Each allocation also needs an entry in the page table (actually a virtual memory...

masklinn · on Feb 2, 2021

> 100000 * (8MiB reserved, 1..4KiB used stack) needs ~784MiB RAM.

Yeah so nothing really relevant, that's 1/20th of a relatively basic dev laptop's memory for 100k threads.

And of course that's an insane worst-case scenario of 8MB stacks, which the linux devs picked because they wanted to add a limit to the stack but didn't really care for having one, Windows uses 1MB stacks and macOS uses 512k off-main stacks, so you don't need anywhere near 8MB to get C-compatible stack sizes.

labawi · on Feb 2, 2021

> It's only vmem though is the point

With 8M/4M/2M/1M/512k stack size, 4K page size, you get about 800M/800M/800M/600M/500M RAM usage, of which only 400M is usable, rest is overhead. At 16K page size, it's ~1600M. Compared to 200M if using 2K side-by-side stacks, in any configuration.

Yes, probably not too excessive, even though it is noticeable when you spawn theads for anything and everything, and run more than a single application on a non-SV-developer PC.

I think main problems start when you actually touch more than the base allocation of the stack (or just use 16K pages).
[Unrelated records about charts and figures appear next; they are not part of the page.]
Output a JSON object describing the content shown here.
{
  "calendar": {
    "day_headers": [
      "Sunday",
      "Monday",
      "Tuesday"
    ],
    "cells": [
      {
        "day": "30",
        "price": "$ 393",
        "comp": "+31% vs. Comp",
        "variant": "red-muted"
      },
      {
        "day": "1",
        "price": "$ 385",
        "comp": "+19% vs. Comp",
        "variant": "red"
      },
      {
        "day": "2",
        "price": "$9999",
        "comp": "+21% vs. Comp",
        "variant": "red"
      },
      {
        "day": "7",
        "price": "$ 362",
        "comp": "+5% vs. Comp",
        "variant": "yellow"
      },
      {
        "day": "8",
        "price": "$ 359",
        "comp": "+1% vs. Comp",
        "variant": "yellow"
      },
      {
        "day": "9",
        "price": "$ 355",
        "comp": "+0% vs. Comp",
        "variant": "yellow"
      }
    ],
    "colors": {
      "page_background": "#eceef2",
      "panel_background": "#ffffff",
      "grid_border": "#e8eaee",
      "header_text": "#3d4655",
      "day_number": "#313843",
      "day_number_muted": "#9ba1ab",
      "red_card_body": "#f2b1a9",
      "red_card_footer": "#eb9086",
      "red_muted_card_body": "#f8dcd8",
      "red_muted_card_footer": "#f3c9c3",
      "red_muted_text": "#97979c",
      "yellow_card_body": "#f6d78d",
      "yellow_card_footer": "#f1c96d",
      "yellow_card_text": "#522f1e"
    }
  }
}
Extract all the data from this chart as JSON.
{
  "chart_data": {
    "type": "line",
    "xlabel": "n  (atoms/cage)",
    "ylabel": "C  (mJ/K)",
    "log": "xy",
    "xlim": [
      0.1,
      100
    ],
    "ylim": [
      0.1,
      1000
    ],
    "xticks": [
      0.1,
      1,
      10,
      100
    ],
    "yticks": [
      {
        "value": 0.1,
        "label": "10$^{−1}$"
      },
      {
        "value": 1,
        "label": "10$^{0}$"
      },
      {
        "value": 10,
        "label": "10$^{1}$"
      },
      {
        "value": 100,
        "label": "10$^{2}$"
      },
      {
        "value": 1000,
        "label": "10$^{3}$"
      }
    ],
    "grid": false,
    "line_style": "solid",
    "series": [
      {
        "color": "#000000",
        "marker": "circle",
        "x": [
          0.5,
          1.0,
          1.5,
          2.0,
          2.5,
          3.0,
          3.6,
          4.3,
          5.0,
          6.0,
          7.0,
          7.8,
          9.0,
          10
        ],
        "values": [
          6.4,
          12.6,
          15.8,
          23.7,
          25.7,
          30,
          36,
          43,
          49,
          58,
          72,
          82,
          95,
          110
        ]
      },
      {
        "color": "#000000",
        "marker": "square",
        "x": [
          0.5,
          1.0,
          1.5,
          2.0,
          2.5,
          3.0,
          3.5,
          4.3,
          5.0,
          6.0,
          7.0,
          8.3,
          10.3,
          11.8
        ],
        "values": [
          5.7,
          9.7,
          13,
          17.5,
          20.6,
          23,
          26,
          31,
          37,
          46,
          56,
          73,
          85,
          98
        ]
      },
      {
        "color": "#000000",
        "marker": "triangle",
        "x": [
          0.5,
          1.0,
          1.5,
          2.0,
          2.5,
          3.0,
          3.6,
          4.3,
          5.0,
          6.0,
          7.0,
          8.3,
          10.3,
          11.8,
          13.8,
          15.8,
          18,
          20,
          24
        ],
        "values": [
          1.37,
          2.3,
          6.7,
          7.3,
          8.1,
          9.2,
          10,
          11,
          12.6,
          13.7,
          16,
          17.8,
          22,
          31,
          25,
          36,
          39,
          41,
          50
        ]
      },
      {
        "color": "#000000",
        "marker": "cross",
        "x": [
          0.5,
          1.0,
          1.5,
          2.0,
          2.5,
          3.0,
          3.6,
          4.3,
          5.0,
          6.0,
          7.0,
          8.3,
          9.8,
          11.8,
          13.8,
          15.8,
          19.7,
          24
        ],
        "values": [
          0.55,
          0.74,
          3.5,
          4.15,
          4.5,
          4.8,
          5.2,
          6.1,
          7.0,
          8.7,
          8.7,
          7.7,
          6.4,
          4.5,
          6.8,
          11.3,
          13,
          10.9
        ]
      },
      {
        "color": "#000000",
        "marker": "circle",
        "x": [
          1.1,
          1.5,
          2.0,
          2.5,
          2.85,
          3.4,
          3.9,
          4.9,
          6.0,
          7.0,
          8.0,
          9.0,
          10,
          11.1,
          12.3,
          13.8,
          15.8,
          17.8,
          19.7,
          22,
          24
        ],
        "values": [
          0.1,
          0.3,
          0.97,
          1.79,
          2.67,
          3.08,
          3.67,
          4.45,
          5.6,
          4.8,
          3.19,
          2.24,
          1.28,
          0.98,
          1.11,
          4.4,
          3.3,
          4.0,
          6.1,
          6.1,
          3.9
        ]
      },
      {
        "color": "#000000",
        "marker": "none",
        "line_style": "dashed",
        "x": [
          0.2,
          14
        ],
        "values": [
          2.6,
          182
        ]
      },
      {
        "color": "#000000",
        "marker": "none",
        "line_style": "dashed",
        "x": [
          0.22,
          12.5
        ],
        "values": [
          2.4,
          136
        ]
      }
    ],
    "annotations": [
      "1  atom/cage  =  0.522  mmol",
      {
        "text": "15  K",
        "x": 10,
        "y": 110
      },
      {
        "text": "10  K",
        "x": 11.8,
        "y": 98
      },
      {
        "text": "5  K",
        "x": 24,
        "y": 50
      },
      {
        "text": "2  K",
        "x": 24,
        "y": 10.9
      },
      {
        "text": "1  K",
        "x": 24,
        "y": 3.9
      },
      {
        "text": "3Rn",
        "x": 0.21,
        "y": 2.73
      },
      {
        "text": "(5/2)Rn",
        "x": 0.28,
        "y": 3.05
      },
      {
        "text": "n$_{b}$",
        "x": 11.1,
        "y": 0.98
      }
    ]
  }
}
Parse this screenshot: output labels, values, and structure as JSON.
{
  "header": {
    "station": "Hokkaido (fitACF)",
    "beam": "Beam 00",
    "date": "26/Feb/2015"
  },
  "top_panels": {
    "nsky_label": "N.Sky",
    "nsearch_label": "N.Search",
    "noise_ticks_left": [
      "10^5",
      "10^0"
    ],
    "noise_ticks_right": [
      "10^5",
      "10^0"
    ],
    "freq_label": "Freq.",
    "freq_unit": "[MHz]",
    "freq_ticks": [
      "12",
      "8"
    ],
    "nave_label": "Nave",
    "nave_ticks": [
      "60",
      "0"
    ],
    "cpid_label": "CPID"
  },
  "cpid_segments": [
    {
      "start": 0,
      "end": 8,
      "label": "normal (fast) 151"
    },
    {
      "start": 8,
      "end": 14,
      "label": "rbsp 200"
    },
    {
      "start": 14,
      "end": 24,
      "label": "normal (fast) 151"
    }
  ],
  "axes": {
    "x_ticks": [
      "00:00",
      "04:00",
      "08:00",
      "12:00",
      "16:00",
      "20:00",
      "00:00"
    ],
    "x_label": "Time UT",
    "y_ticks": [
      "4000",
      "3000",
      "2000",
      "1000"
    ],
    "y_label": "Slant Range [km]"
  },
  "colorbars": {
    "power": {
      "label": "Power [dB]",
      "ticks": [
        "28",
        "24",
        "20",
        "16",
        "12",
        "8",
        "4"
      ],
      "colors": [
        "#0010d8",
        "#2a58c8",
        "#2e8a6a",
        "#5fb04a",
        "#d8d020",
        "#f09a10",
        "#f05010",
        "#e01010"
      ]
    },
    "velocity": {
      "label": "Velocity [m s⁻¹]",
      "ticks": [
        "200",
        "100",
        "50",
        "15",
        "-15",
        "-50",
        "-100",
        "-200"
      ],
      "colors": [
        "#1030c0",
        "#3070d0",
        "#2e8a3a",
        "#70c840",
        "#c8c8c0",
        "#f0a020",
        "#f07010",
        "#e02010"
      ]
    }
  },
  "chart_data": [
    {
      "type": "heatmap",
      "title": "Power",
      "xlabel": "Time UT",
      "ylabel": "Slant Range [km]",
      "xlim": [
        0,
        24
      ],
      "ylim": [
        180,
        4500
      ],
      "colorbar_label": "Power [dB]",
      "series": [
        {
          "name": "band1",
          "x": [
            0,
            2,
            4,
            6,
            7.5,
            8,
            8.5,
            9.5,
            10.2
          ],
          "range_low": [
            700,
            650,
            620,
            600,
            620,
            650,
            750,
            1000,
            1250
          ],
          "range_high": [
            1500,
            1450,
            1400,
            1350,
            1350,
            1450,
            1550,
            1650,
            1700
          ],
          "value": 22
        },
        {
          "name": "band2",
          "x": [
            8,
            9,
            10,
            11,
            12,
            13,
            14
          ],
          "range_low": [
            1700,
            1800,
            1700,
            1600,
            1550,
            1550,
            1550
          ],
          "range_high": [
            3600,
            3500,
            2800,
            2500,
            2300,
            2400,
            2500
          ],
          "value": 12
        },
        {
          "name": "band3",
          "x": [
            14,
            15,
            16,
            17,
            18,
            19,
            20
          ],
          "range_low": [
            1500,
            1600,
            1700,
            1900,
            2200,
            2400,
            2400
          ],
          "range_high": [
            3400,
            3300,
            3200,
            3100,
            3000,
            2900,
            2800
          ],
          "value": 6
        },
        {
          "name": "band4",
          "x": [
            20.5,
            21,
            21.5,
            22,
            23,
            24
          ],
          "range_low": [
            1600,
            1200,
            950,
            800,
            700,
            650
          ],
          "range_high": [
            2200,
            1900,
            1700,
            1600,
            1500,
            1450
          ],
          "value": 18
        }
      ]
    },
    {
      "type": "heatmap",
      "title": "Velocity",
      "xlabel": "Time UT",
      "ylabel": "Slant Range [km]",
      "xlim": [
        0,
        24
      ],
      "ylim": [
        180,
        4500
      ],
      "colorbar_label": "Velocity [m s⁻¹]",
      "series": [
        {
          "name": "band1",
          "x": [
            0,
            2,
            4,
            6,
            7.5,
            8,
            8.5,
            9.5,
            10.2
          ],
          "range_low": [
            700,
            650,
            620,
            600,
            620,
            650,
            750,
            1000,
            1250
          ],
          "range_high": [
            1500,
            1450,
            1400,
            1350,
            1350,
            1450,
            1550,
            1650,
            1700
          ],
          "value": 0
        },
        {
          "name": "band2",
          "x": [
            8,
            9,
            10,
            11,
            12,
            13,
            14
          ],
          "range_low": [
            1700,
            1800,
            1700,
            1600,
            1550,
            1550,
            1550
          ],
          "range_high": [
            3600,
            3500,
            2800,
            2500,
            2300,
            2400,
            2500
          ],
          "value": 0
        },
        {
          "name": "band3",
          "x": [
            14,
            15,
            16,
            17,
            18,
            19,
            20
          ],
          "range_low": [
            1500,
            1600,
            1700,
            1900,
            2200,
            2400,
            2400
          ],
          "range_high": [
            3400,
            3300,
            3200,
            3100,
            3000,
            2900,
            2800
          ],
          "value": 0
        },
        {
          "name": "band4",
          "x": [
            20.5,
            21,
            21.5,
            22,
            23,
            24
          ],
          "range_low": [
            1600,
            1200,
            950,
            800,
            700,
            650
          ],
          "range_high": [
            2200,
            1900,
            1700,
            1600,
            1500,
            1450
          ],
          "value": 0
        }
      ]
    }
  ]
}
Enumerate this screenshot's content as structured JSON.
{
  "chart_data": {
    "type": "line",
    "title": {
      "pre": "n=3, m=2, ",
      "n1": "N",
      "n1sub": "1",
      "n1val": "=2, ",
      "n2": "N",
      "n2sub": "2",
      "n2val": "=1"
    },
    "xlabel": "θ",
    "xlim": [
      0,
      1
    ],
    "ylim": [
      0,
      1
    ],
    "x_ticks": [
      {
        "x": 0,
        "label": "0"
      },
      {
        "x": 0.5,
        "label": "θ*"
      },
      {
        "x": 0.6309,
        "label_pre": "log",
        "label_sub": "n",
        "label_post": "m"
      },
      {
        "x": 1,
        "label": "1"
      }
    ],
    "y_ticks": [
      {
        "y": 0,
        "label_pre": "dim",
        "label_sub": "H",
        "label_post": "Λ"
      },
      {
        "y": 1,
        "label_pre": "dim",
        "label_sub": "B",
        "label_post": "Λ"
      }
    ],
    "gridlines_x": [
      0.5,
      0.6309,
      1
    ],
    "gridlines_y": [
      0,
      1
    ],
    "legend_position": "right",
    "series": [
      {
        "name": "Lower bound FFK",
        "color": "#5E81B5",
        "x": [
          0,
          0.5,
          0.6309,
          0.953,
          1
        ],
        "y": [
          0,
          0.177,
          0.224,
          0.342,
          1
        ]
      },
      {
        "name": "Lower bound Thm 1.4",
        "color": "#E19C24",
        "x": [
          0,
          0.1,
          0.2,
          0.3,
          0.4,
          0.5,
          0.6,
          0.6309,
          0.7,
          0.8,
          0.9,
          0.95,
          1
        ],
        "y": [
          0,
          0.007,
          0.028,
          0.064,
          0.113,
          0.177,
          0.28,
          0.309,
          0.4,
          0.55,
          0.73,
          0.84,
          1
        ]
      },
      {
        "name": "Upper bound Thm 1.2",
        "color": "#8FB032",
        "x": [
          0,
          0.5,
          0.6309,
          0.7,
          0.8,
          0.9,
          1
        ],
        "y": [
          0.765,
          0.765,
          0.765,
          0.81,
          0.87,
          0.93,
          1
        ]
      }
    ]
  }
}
Maybe segmented stacks grow from 200M to 300M, 500M or whatever you actually use at a given time (with say 20-60% efficiency), but your C-compatible stacks might go from 500M to 3G¹ if you on average touch just 32K of stack per thread with some unlucky function, even though at any given time only the same ~100M of memory actually stores useful information.

¹ or more, no idea how high it typically goes, but that in itself is a nasty gotcha, and a likely reason you won't find "lightweight" threading in combination with native per-thread stacks

masklinn · on Feb 3, 2021

> With 8M/4M/2M/1M/512k stack size, 4K page size, you get about 800M/800M/800M/600M/500M RAM usage

Simulating this (by creating 100k maps of the relevant sizes) there is no difference in RES between 8M pages and 512K pages: it was ~495M for both, only the VMEM varied (respectively ~780G and ~50G). Touching the second page increased the RES of both to ~816M, which is about what you'd expect.

This is on a more or less stock x64 Mint.

> I think main problems start when you actually touch more than the base allocation of the stack

The thing is you're unlikely to do that in all of your 100k routines, most of them will not grow beyond their first page, and maybe their second… at which point the routine's stack would have grown to 8k anyway.

> maybe segmented stacks grow from 200M to 300M, 500M or whatever you actually use at a given time (with say 20-60% efficiency)

Go has not used segmented stacks since 1.3.

> your C-compatible stacks might go from 500M to 3G¹ if you on average touch just 32K of stack per thread with some unlucky function

Your not-C-compatible stacks will do the exact same thing. Since 1.3, stacks are realloc'd and double in size on every overflow.

The Go runtime will also shrink stacks if able (halving them) during a GC run, but you can do essentially the same thing on your C stack using madvise(2), and without the need to copy stack data around.

So what gain there is, is really only for goroutines which never grow beyond their initial size (and only since the default stack was decreased from 8k to 2k in 1.4), at the cost of all the C incompatiblity mess. And it assumes these 2k stacks are allocated from a reusable pool (which is probably a fair assumption though I certainly did not check it) otherwise they'd be on different pages anyway.

labawi · on Feb 5, 2021

> Simulating this .. there is no difference in RES between 8M pages and 512K pages

Linux memory management has notoriously complicated reporting. Your program only has 495M of usable memory mapped (RSS; not sure where the extra 100M is coming from), but RSS does not count page tables.

You cannot actually use the 400M of sparsely allocated memory (4K at 2+MB intervals) without another 400M of page tables. I'd suggest you try allocating and using >50% of RAM, or just compare how much can you use sparsely vs. dense before your program hits OOM. Note, you may need to enable overcommit, increase maximum map count, if you are mapping region seperately and preferably disable swap to avoid thrashing.

  sysctl vm.overcommit_memory=1
  sysctl vm.max_map_count=10000000
  swapoff -a

You can also watch /proc/memory PageTables total, which should show the difference.

That being said, I don't use go, I was merely pointing out that virtual memory management is not magical, and it has real memory costs when doing sparse allocations (also has quite significant other costs).

> The Go runtime will also shrink stacks if able (halving them) during a GC run, but you can do essentially the same thing on your C stack using madvise(2), and without the need to copy stack data around.

While you could do that, I believe it requires a syscall per-stack, which might be more expensive than a bit of copying, and I'm not completely sure how easy it would be to determine whether the memory has in fact been allocated and needs freeing.